It’s been hard for me to ever think of myself as a leader. I have never thought that I had the “it” factor that great leaders possessed. I don’t have what I consider to be an electric personality. I’m not an extrovert, preferably a wallflower rather than the life of the party. It’s not that no one ever told me that I could never be a leader. In reality, I’ve been told all of my life that I had the potential to be a great leader. Others saw it in me, but I just could not see it in myself. Part of the reason was that I was comparing what I saw in others to what I did not see in myself. It seems that God has really been deconstructing my own self image here lately. A good friend of mine, Dan Clark, once told me during a breakfast meeting that I should embrace the things about myself that I did not do well. At that point, I didn’t really grasp the power of what he was saying. I figured that because I didn’t do the things well that I saw other great leaders do well, I could never be a leader; not even considering becoming an effective Pastor. Our series in church has been dealing with breaking bad habits and cycles in our lives, and the last 4 weeks have dealt especially with breaking the spirits of comparison and poor mental workings. As a result of really allowing these things to sink in, plus having some real eye opening time at our staff meeting over this weekend, I am beginning to see the uniqueness in the way God has created me to lead. It doesn’t look like my Pastor in many ways, any Pastor that I’ve ever sat under.
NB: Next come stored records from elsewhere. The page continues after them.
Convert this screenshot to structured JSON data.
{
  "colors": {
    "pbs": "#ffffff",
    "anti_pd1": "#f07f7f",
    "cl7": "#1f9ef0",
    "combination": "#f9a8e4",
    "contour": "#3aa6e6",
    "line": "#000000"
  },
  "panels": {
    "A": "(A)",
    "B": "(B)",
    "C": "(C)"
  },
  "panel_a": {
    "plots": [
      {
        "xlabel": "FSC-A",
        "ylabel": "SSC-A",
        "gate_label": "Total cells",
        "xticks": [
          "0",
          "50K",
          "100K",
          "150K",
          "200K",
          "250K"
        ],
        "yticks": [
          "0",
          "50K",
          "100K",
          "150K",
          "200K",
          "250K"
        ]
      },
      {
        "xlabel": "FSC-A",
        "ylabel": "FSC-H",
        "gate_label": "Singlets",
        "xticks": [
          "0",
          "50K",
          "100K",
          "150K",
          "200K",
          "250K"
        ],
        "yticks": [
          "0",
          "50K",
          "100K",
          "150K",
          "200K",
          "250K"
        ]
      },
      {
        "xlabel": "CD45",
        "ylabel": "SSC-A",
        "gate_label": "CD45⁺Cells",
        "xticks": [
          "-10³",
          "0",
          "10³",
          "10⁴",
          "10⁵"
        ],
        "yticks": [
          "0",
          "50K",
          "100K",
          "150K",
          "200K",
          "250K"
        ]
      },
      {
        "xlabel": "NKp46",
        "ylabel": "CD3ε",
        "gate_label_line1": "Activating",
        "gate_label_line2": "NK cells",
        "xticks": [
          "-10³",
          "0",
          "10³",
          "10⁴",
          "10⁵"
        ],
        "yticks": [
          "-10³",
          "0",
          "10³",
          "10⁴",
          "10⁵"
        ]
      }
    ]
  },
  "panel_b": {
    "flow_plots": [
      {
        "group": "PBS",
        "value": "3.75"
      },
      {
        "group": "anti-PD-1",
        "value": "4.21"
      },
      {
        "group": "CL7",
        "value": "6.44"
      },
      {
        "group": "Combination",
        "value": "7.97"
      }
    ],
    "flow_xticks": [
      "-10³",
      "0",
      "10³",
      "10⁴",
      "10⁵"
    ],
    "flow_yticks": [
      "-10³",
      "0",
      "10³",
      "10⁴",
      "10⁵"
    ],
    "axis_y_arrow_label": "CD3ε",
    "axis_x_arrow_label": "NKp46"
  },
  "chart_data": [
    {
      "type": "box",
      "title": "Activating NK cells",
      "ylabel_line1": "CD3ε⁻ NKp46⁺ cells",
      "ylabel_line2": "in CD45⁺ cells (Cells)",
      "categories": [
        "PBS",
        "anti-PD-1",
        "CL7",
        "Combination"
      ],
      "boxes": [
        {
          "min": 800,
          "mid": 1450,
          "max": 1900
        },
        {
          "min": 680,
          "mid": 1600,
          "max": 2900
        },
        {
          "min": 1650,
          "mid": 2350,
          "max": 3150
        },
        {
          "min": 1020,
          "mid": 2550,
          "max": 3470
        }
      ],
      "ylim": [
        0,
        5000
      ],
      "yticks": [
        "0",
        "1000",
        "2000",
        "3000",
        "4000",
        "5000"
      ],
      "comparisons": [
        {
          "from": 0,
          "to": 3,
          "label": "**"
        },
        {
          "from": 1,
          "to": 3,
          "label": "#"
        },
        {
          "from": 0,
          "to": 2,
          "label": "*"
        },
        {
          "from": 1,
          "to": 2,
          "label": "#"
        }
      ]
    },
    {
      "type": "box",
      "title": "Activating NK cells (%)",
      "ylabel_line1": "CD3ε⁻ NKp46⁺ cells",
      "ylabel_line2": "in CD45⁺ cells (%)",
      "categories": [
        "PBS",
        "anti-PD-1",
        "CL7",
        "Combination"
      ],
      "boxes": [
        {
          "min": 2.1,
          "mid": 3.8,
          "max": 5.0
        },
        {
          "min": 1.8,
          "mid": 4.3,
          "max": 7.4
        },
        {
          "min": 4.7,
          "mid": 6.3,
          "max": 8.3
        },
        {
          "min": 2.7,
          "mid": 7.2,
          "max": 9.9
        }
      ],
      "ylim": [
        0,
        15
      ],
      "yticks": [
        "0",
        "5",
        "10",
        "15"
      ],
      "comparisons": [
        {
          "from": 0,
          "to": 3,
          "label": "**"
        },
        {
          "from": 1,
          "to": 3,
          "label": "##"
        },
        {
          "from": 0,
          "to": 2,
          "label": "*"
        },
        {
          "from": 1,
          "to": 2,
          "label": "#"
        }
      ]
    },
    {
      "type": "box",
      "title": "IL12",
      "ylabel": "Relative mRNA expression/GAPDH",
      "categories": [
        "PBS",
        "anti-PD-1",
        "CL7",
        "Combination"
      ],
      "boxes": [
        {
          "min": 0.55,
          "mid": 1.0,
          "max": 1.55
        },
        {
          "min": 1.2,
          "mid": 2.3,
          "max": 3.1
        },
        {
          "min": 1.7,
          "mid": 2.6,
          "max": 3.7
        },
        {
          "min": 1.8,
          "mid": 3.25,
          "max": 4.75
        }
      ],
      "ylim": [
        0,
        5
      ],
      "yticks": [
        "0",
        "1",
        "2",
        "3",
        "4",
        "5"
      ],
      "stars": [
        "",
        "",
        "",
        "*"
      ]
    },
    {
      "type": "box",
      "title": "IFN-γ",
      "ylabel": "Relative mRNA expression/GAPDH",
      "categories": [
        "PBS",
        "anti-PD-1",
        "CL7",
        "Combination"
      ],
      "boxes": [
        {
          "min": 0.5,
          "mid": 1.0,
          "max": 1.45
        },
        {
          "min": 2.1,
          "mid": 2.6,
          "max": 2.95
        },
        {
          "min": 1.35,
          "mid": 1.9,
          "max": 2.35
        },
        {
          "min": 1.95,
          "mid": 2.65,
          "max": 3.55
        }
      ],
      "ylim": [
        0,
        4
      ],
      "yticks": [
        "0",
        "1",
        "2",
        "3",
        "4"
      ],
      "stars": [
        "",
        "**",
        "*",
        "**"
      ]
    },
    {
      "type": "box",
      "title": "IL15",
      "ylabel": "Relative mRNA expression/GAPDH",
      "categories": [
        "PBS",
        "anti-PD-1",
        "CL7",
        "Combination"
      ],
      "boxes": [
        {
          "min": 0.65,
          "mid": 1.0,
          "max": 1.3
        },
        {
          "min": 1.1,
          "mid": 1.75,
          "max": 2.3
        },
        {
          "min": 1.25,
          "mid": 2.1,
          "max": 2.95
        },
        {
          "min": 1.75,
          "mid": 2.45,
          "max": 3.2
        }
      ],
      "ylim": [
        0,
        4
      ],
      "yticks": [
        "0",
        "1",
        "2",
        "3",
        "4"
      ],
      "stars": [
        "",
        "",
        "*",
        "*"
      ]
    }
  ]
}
It doesn’t look like our Youth Pastors, or anyone that I see on television. I’m me, and in the past I’ve spent so much time ripping myself for NOT being the people whose lives I looked up to and admired. However, instead of focusing so much on my weaknesses and deficiencies, I am really beginning to see how my strengths can be used by God to be an effective leader.

I have always wanted to be a leader, but the issue has not been with what I was created to be, but rather how I saw who God has created me to be. In the light of respecting and esteeming his creative work in constructing me, I think that I am beginning to understand myself in the way God intended for me to be. Quirks and all, I think I’m actually an ok guy, and I’m growing to be an effective leader as well.